The acquisition of Promptfoo, which counts more than 125,000 developers and more than 30 Fortune 500 companies among its users, is OpenAI’s most direct move yet toward AI application security. Its technology will be incorporated into Frontier, the company’s enterprise agent platform launched just a month ago.
When Ian Webster was leading the LLM engineering team at Discord and shipping AI products to 200 million users, he noticed something the security industry hadn’t yet caught up to: the tools his team relied on to keep those products secure were designed for a different era. Traditional vulnerability scanners couldn’t reason about rapid injection. Static analysis had nothing to say about a model that promised the user something it had no authority to deliver. He concluded that the testing infrastructure for AI applications simply did not exist.
So he built it himself, nights and weekends, as an open source project. That project became Promptfoo. On Monday, OpenAI announced its acquisition of the company.
The deal, terms of which were not disclosed, will integrate Promptfoo’s technology into OpenAI Frontier, the enterprise agent management platform that OpenAI launched in early February. in a publish in XOpenAI said the acquisition “Strengthen agent security testing and assessment capabilities” within Frontier, and promised that Promptfoo would remain open source under its current license, with continued support for existing customers.
Promptfoo, which Webster co-founded with Michael D’Angelo, former vice president of engineering and head of artificial intelligence at identity verification company Smile Identity, launched commercially in 2024 with $5 million in seed funding from Andreessen Horowitz. The seed round attracted backing from a notable list of angels, including Shopify CEO Tobi Lütke, Discord CTO Stanislav Vishnevskiy, and Okta co-founder Frederic Kerrest. As of July 2025, the company had raised an $18.4 million Series A led by Insight Partners, with participation again from a16z. Total financing prior to the acquisition was approximately $23.4 million.
At the time of the Series A, Promptfoo said it had more than 125,000 developers using its open source framework and more than 30 Fortune 500 companies running its enterprise platform in production. Clients span retail, telecommunications, financial services and media, sectors highly exposed to regulatory and reputational risks from AI failures.
The product works by acting as an automated adversary. Instead of relying on manual penetration testing, Promptfoo’s platform talks directly to a customer’s AI application, through its chat interface or API, using specialized models and agents that behave like users, or specifically attackers. When an attack is successful, the platform records it, analyzes why it worked, and iterates through a cycle of agent reasoning to refine the test and expose deeper vulnerabilities. The risks targeted by the platform include rapid injection, data leaks, jailbreaks, and what Webster has called “application-level” failures: AI systems that promise users things they can’t deliver, or that reveal database contents to a customer service query, or that veer toward political opinion in a homework tutor.

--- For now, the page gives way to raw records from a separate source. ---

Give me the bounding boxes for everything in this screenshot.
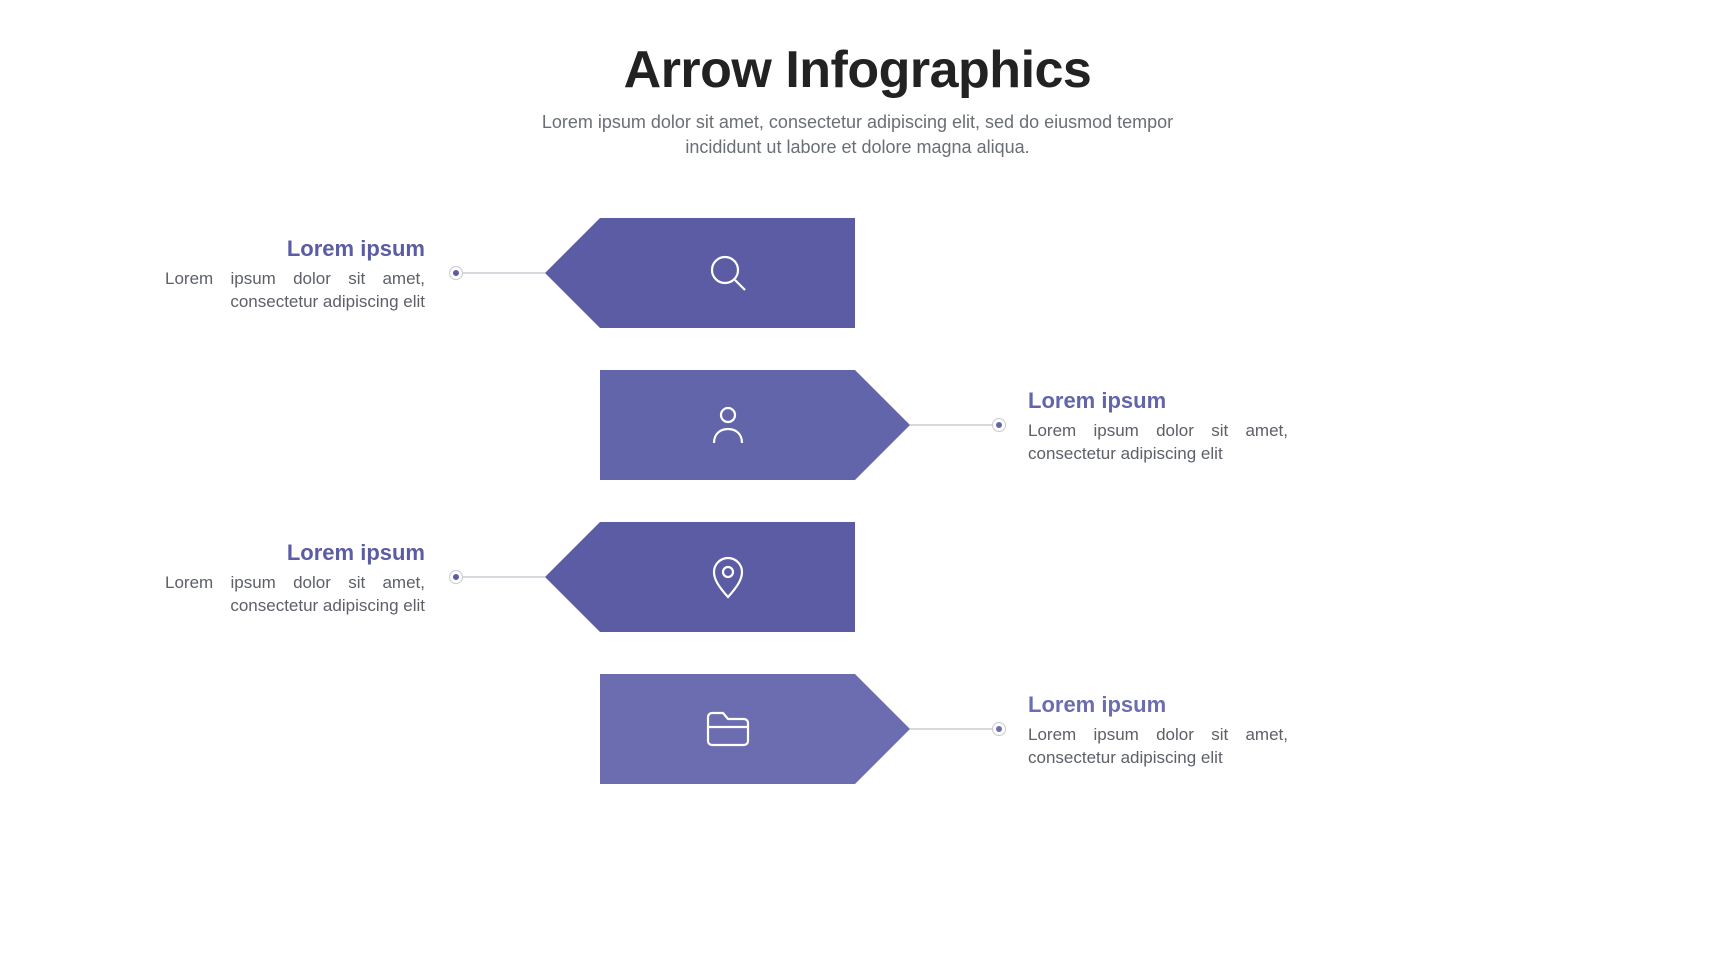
header: Arrow Infographics Lorem ipsum dolor sit…	[0, 0, 1715, 160]
connector-dot	[449, 570, 463, 584]
connector-line	[455, 272, 545, 274]
arrow-body	[600, 218, 855, 328]
item-body: Lorem ipsum dolor sit amet, consectetur …	[165, 572, 425, 618]
item-text: Lorem ipsum Lorem ipsum dolor sit amet, …	[1028, 388, 1288, 466]
page-title: Arrow Infographics	[0, 40, 1715, 100]
item-text: Lorem ipsum Lorem ipsum dolor sit amet, …	[165, 236, 425, 314]
folder-icon	[702, 705, 754, 753]
item-title: Lorem ipsum	[165, 540, 425, 566]
connector-dot	[992, 418, 1006, 432]
arrow-body	[600, 522, 855, 632]
item-body: Lorem ipsum dolor sit amet, consectetur …	[1028, 420, 1288, 466]
page-subtitle: Lorem ipsum dolor sit amet, consectetur …	[538, 110, 1178, 160]
connector-line	[910, 424, 1000, 426]
infographic-row: Lorem ipsum Lorem ipsum dolor sit amet, …	[0, 370, 1715, 480]
item-text: Lorem ipsum Lorem ipsum dolor sit amet, …	[165, 540, 425, 618]
arrow-body	[600, 674, 855, 784]
item-body: Lorem ipsum dolor sit amet, consectetur …	[165, 268, 425, 314]
connector-line	[455, 576, 545, 578]
arrow-tip	[855, 370, 910, 480]
arrow-tip	[545, 218, 600, 328]
infographic-rows: Lorem ipsum Lorem ipsum dolor sit amet, …	[0, 218, 1715, 826]
item-title: Lorem ipsum	[1028, 388, 1288, 414]
arrow-tip	[545, 522, 600, 632]
item-text: Lorem ipsum Lorem ipsum dolor sit amet, …	[1028, 692, 1288, 770]
arrow-tip	[855, 674, 910, 784]
location-icon	[704, 553, 752, 601]
connector-dot	[449, 266, 463, 280]
connector-dot	[992, 722, 1006, 736]
item-title: Lorem ipsum	[1028, 692, 1288, 718]
item-body: Lorem ipsum dolor sit amet, consectetur …	[1028, 724, 1288, 770]
user-icon	[704, 401, 752, 449]
connector-line	[910, 728, 1000, 730]
search-icon	[704, 249, 752, 297]
item-title: Lorem ipsum	[165, 236, 425, 262]
infographic-row: Lorem ipsum Lorem ipsum dolor sit amet, …	[0, 522, 1715, 632]
infographic-row: Lorem ipsum Lorem ipsum dolor sit amet, …	[0, 218, 1715, 328]
infographic-row: Lorem ipsum Lorem ipsum dolor sit amet, …	[0, 674, 1715, 784]
arrow-body	[600, 370, 855, 480]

It is precisely those application-level risks that make the acquisition of Promptfoo a strategic choice for OpenAI’s current direction. border, that OpenAI has described as an attempt to create “AI coworkers” for the enterprise, is designed to give AI agents access to production systems, CRM platforms, data warehouses, internal ticketing tools, and to execute workflows with real-world consequences. Agents operating at that access level create a correspondingly expanded attack surface. Early customers named by OpenAI for Frontier include Uber, State Farm, Intuit, and Thermo Fisher Scientific—organizations for whom a misbehaving agent is not an inconvenience but a liability.
OpenAI has been building Frontier at great speed. Since the platform’s launch on February 5, the company has announced Frontier Alliances with Accenture, Boston Consulting Group, Capgemini and McKinsey, recruiting consulting firms to drive enterprise implementation. Separately, the company has been rolling out Codex Security, an AI-powered application security agent for software repositories, previously known internally as Aardvark, which became widely available on the same day as the Promptfoo acquisition announcement.
Promptfoo is not the only AI security product that will be available this month. anthropic launched Claude Code Security in February, targeting similar vulnerability scanning use cases. The convergence suggests that as AI agents enter production at scale, the question of who secures them and how is quickly becoming one of the defining commercial battlegrounds for enterprise AI.
For the Promptfoo open source community, OpenAI’s commitment to keeping the project open source under its current license will be the line to watch. The project has more than 248 contributors, and its adoption by developers at companies across the AI industry (including, according to Promptfoo’s own website, teams at Anthropic and Google) was based on the premise that the tool belonged to the developer community and not a single vendor. That promise is now accompanied by a commercial integration into one of the most powerful enterprise AI platforms on the market.